Manque de respect envers Cole Caufield: Brendan Gallagher dans l’eau chaude

Manque de respect envers Cole Caufield: Brendan Gallagher dans l’eau chaude

Par David Garel le 2026-04-10

Brendan Gallagher est dans l'eau chaude... jusqu'au cou...

Il y a des moments dans une saison où tout devient révélateur. Pas seulement les statistiques, pas seulement le temps de glace… mais les gestes, les absences, les détails qui, mis ensemble, finissent par raconter une histoire beaucoup plus lourde que n’importe quelle mise à l'écart.

Et en ce moment, l’histoire autour de Brendan Gallagher devient de plus en plus difficile à défendre.
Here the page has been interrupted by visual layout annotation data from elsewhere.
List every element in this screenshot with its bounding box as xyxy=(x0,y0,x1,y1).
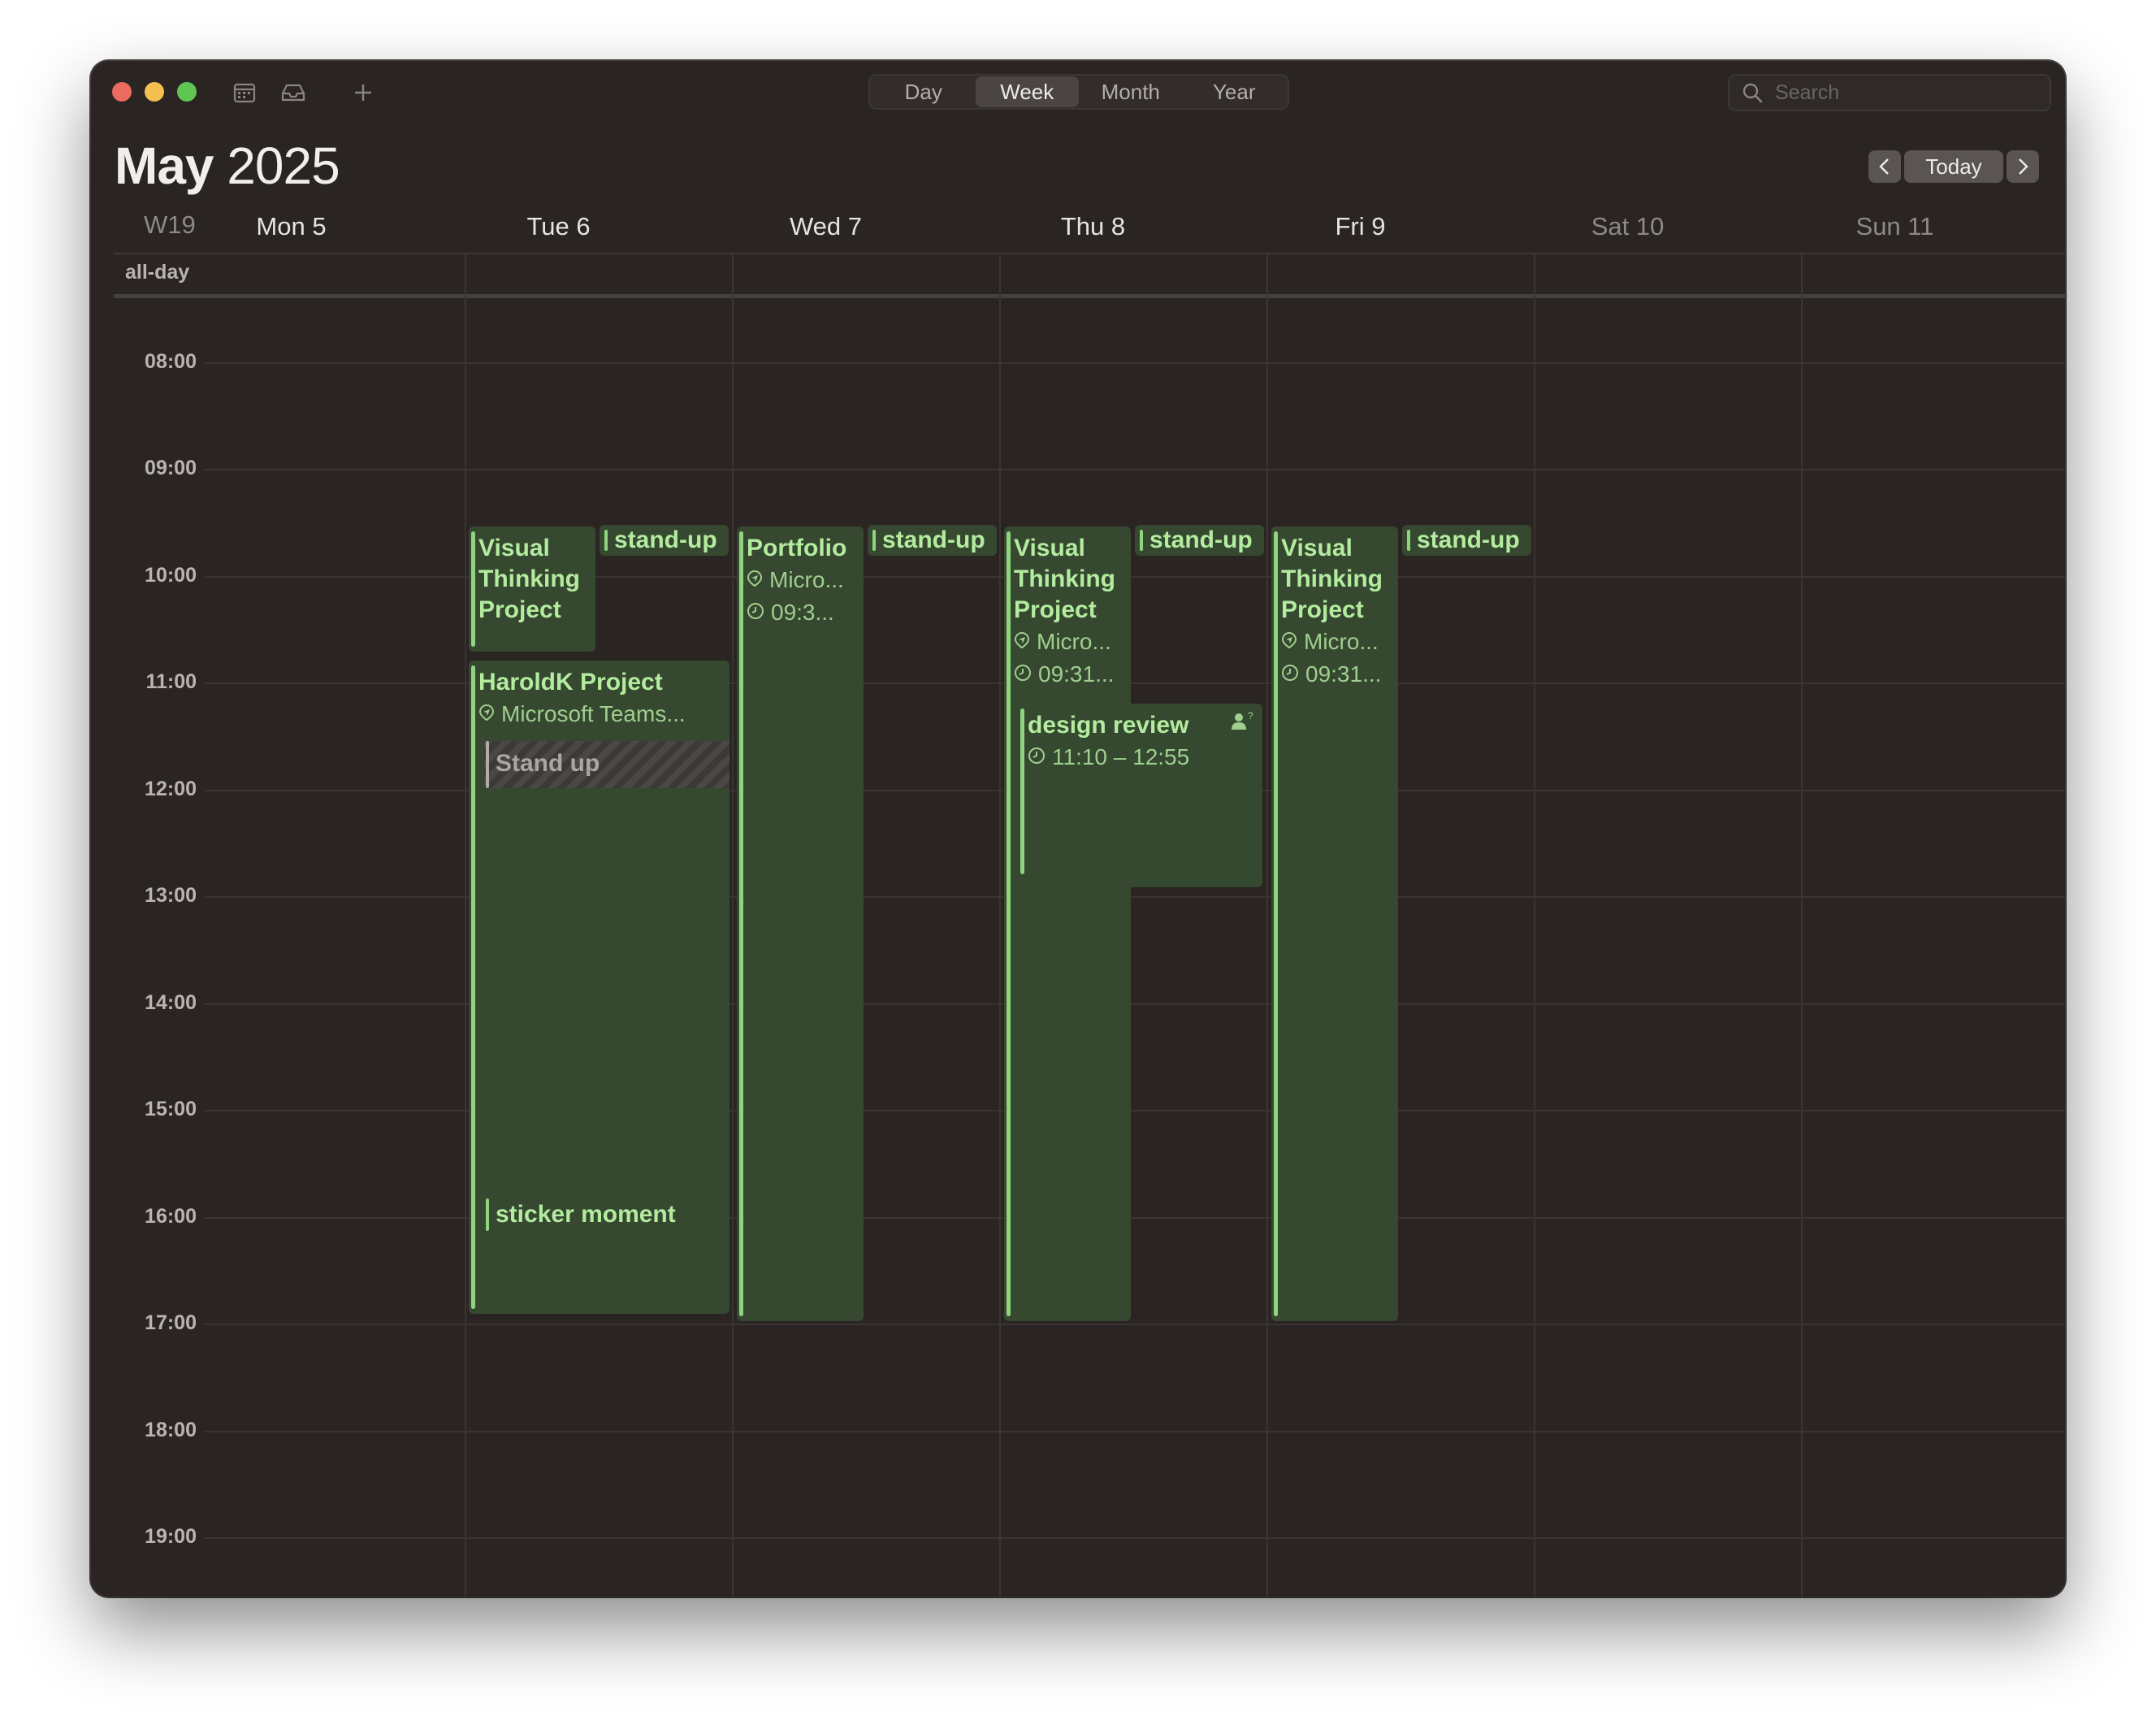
view-week-button[interactable]: Week xyxy=(975,76,1079,107)
hour-line xyxy=(205,1431,2065,1432)
day-header-thu[interactable]: Thu 8 xyxy=(959,212,1227,241)
clock-icon xyxy=(1028,741,1046,774)
view-year-button[interactable]: Year xyxy=(1183,76,1287,107)
event-design-review[interactable]: design review 11:10 – 12:55 ? xyxy=(1018,704,1262,879)
hour-label: 18:00 xyxy=(145,1419,197,1441)
event-title: Visual Thinking Project xyxy=(478,535,580,623)
day-header-tue[interactable]: Tue 6 xyxy=(425,212,692,241)
plus-icon[interactable] xyxy=(349,79,377,106)
minimize-window-button[interactable] xyxy=(145,82,164,102)
all-day-label: all-day xyxy=(125,261,190,284)
location-icon xyxy=(478,698,495,730)
hour-label: 16:00 xyxy=(145,1205,197,1228)
day-column-divider xyxy=(1534,254,1535,1597)
month-label: May xyxy=(115,136,214,195)
event-standup-thu[interactable]: stand-up xyxy=(1135,525,1264,556)
previous-week-button[interactable] xyxy=(1868,150,1901,183)
hour-label: 11:00 xyxy=(145,670,197,693)
view-switcher: Day Week Month Year xyxy=(868,74,1289,110)
search-icon xyxy=(1741,81,1764,104)
view-month-button[interactable]: Month xyxy=(1079,76,1183,107)
day-header-mon[interactable]: Mon 5 xyxy=(158,212,425,241)
all-day-divider xyxy=(114,294,2065,298)
location-icon xyxy=(1014,626,1030,658)
day-header-fri[interactable]: Fri 9 xyxy=(1227,212,1494,241)
svg-text:?: ? xyxy=(1248,710,1253,722)
location-icon xyxy=(1281,626,1297,658)
year-label: 2025 xyxy=(227,136,340,195)
day-header-wed[interactable]: Wed 7 xyxy=(692,212,959,241)
chevron-left-icon xyxy=(1879,158,1889,175)
header-divider xyxy=(114,253,2065,254)
day-column-divider xyxy=(732,254,734,1597)
event-stand-up-declined[interactable]: Stand up xyxy=(484,741,729,788)
event-title: design review xyxy=(1028,712,1189,739)
event-location: Micro... xyxy=(1304,629,1379,654)
close-window-button[interactable] xyxy=(112,82,132,102)
hour-line xyxy=(205,362,2065,364)
event-title: Visual Thinking Project xyxy=(1281,535,1383,623)
hour-label: 14:00 xyxy=(145,991,197,1014)
event-time: 09:3... xyxy=(771,600,834,625)
hour-label: 12:00 xyxy=(145,778,197,800)
event-time: 11:10 – 12:55 xyxy=(1052,744,1190,769)
search-box xyxy=(1728,74,2051,111)
event-location: Micro... xyxy=(1037,629,1111,654)
month-year-title: May 2025 xyxy=(115,136,340,196)
day-header-sun[interactable]: Sun 11 xyxy=(1761,212,2028,241)
event-standup-wed[interactable]: stand-up xyxy=(868,525,997,556)
event-time: 09:31... xyxy=(1038,661,1115,687)
inbox-icon[interactable] xyxy=(278,79,309,106)
location-icon xyxy=(747,564,763,596)
event-visual-thinking-fri[interactable]: Visual Thinking Project Micro... 09:31..… xyxy=(1271,526,1398,1321)
person-question-icon: ? xyxy=(1230,710,1254,735)
hour-label: 10:00 xyxy=(145,564,197,587)
hour-line xyxy=(205,1537,2065,1539)
event-sticker-moment[interactable]: sticker moment xyxy=(484,1198,720,1231)
search-input[interactable] xyxy=(1775,80,2035,105)
chevron-right-icon xyxy=(2019,158,2028,175)
day-column-divider xyxy=(465,254,466,1597)
day-column-divider xyxy=(999,254,1001,1597)
calendar-list-icon[interactable] xyxy=(231,79,258,106)
clock-icon xyxy=(1281,658,1299,691)
event-location: Micro... xyxy=(769,567,844,592)
next-week-button[interactable] xyxy=(2007,150,2039,183)
maximize-window-button[interactable] xyxy=(177,82,197,102)
hour-label: 08:00 xyxy=(145,350,197,373)
hour-label: 15:00 xyxy=(145,1098,197,1120)
event-location: Microsoft Teams... xyxy=(501,701,686,726)
event-standup-fri[interactable]: stand-up xyxy=(1402,525,1531,556)
hour-line xyxy=(205,1324,2065,1325)
day-header-sat[interactable]: Sat 10 xyxy=(1494,212,1761,241)
event-title: HaroldK Project xyxy=(478,669,663,696)
event-standup-tue[interactable]: stand-up xyxy=(600,525,729,556)
calendar-window: Day Week Month Year May 2025 Today W19 M… xyxy=(91,61,2065,1597)
hour-label: 17:00 xyxy=(145,1311,197,1334)
today-button[interactable]: Today xyxy=(1904,150,2003,183)
hour-label: 09:00 xyxy=(145,457,197,479)
date-navigation: Today xyxy=(1868,150,2039,183)
event-portfolio-wed[interactable]: Portfolio Micro... 09:3... xyxy=(737,526,864,1321)
view-day-button[interactable]: Day xyxy=(872,76,976,107)
hour-line xyxy=(205,469,2065,470)
clock-icon xyxy=(747,596,764,629)
event-title: Visual Thinking Project xyxy=(1014,535,1115,623)
hour-label: 13:00 xyxy=(145,884,197,907)
clock-icon xyxy=(1014,658,1032,691)
hour-label: 19:00 xyxy=(145,1525,197,1548)
day-column-divider xyxy=(1266,254,1268,1597)
event-visual-thinking-thu[interactable]: Visual Thinking Project Micro... 09:31..… xyxy=(1004,526,1131,1321)
event-visual-thinking-tue[interactable]: Visual Thinking Project xyxy=(469,526,595,652)
event-title: Portfolio xyxy=(747,535,847,561)
event-time: 09:31... xyxy=(1305,661,1382,687)
day-column-divider xyxy=(1801,254,1803,1597)
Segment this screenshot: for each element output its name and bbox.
Ne pas s'arranger pour être avec le groupe dans un moment aussi important, c'est comme cracher sur l'exploit de Cole Caufield.

Parce que ce qui s’est passé après le match (cette victoire importante, ce moment marquant avec le 50e) aurait dû être simple. Une équipe qui célèbre. Un vestiaire uni. Une photo qui capture un moment de saison.

Mais ce n’est pas ce qu’on a vu.

On a vu deux absences qui frappent : Gallagher… et Patrik Laine.

Deux joueurs qui ne sont pas sur la photo. Deux joueurs qui ont quitté le vestiaire avant l’arrivée des médias. Deux joueurs qui, dans un moment collectif, ne sont tout simplement pas là.

Et ça, dans le contexte actuel, ça ne passe pas.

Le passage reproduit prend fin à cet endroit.